I spent a couple of years learning by doing in my own startup and this article sums up what I keep saying to first time founders looking for coders, over and over again.

Do not think about a programmer yet, first describe your solution

After you have defined the problem you are solving. Write out everything in essay format describing your customer’s journey. EVERYTHING.

Create general subheadings for the steps.

Take the subheadings and do a flowchart chart or a swim lane chart to understand the different departments or users of your solution, both on the customer side and the different roles on the supply side. Figure 1. shows an example of what a flowchart of a process would look like ideally.

Figure 1

Research flow chart to get the symbols and then swim lane charts to understand the layout.

The symbol for predefined process (See figure 2) should be used to describe the subheadings. Every time you use this, you will have to reference where i can find this process in illustrated in more detail in your plan.

Figure 2. Source: http://2.bp.blogspot.com/-0rep6gRVur8/UtqTRUhrGvI/AAAAAAAAAHI/CjqBBNtdk5Q/s1600

In the 'subprocesses' you should also describe what happens when the user enters wrong information or incomplete information in addition to the correct information. Use the ‘swimlanes’ to determine which role is involved in this sub-process. Describe the sub-process in a document you will call ‘User Stories’ in this format :

As a <user defined in swimlane> I want <some goal or objective> so that <benefit or value realised>

Start making notes on what someone would need to know in order to build this solve this problem. It become easy at this point to ask for help at this point from an expert for his/her opinion or read broadly and scrapbook on the topic and title this heading ‘Requirements’

Make notes about what is expected out of each process when the right and wrong kind of information goes in, this way an engineer can use this instruction to test his code before he brings it back to you. Label this heading ‘Acceptance criteria’

As you work through your requirements you will find that some user stories are bigger than you first thought. This is fine. Repeat the process above, down to this point to break down a complex user story into smaller ones.

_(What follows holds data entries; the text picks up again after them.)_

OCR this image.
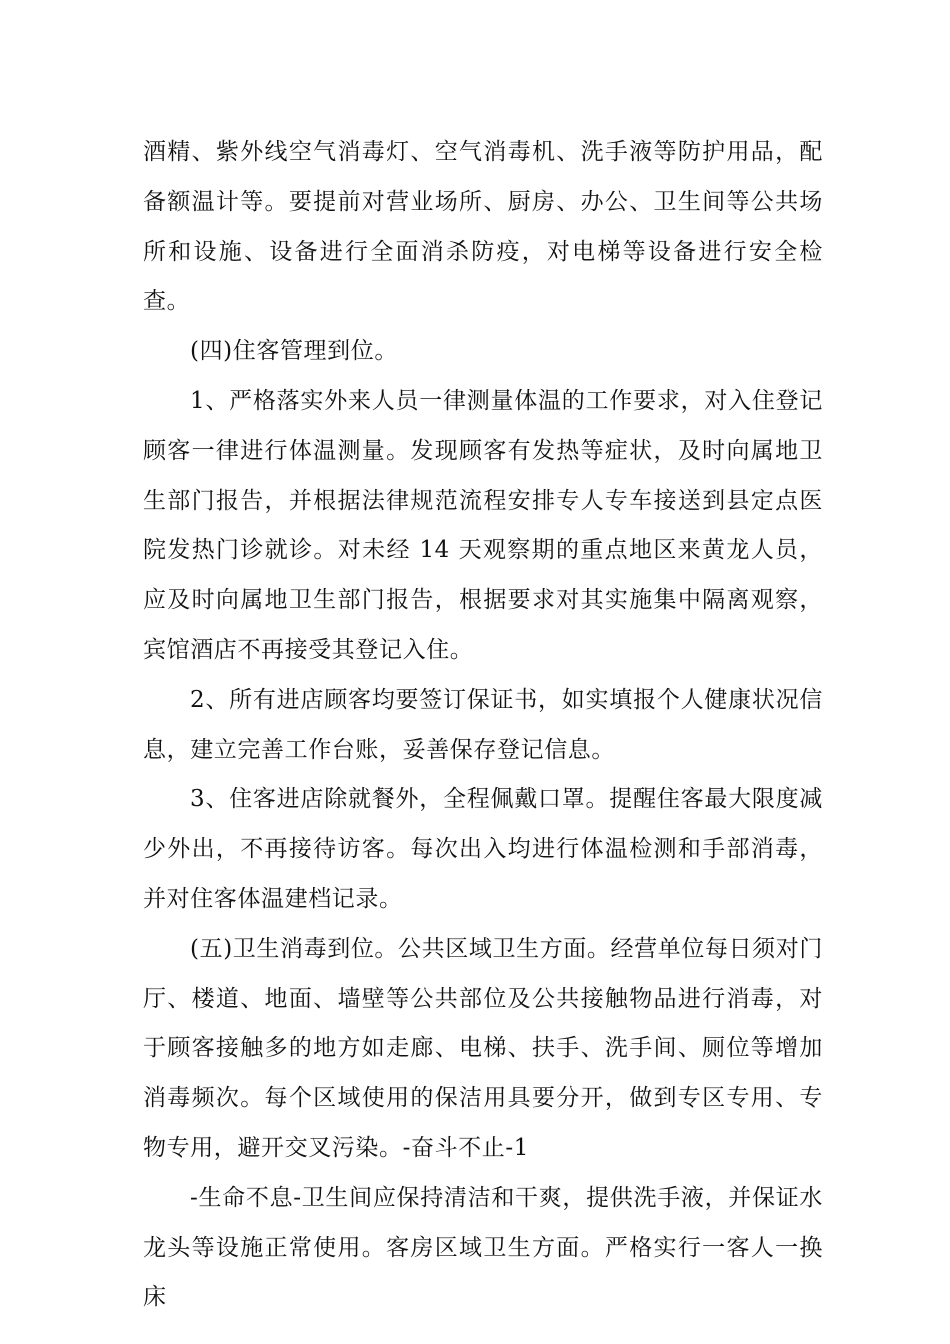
酒精、紫外线空气消毒灯、空气消毒机、洗手液等防护用品，配备额温计等。要提前对营业场所、厨房、办公、卫生间等公共场所和设施、设备进行全面消杀防疫，对电梯等设备进行安全检查。

(四)住客管理到位。

1、严格落实外来人员一律测量体温的工作要求，对入住登记顾客一律进行体温测量。发现顾客有发热等症状，及时向属地卫生部门报告，并根据法律规范流程安排专人专车接送到县定点医院发热门诊就诊。对未经 14 天观察期的重点地区来黄龙人员，应及时向属地卫生部门报告，根据要求对其实施集中隔离观察，宾馆酒店不再接受其登记入住。

2、所有进店顾客均要签订保证书，如实填报个人健康状况信息，建立完善工作台账，妥善保存登记信息。

3、住客进店除就餐外，全程佩戴口罩。提醒住客最大限度减少外出，不再接待访客。每次出入均进行体温检测和手部消毒，并对住客体温建档记录。

(五)卫生消毒到位。公共区域卫生方面。经营单位每日须对门厅、楼道、地面、墙壁等公共部位及公共接触物品进行消毒，对于顾客接触多的地方如走廊、电梯、扶手、洗手间、厕位等增加消毒频次。每个区域使用的保洁用具要分开，做到专区专用、专物专用，避开交叉污染。-奋斗不止-1

-生命不息-卫生间应保持清洁和干爽，提供洗手液，并保证水龙头等设施正常使用。客房区域卫生方面。严格实行一客人一换床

You can then prioritize the order in which the stories are implemented.

Write out all the types information in your process note the ones that change and the ones that stay constant for each user or object they interact with in the process. The programmer will need this list from you when defining his database. Use a spreadsheet to do this and name the file ‘Data dictionary’

Make sketches of each screen and how the user would move from one screen to the other (See Figure 3). Do versions of each screen when they fill out fields press buttons and try to match back to your list of information elements in your data dictionary to say what changes when the user interacts with the screens.

So we got to the point where it is not technical as it is detail oriented. This is a lot of work for one person to do. It is recommended this exercise be done as a team. A diverse multidisciplinary team is better than a group of programmers. Work with your team to define the requirements of your project and then you will be able to provide so much information on the project you could practically code it yourself.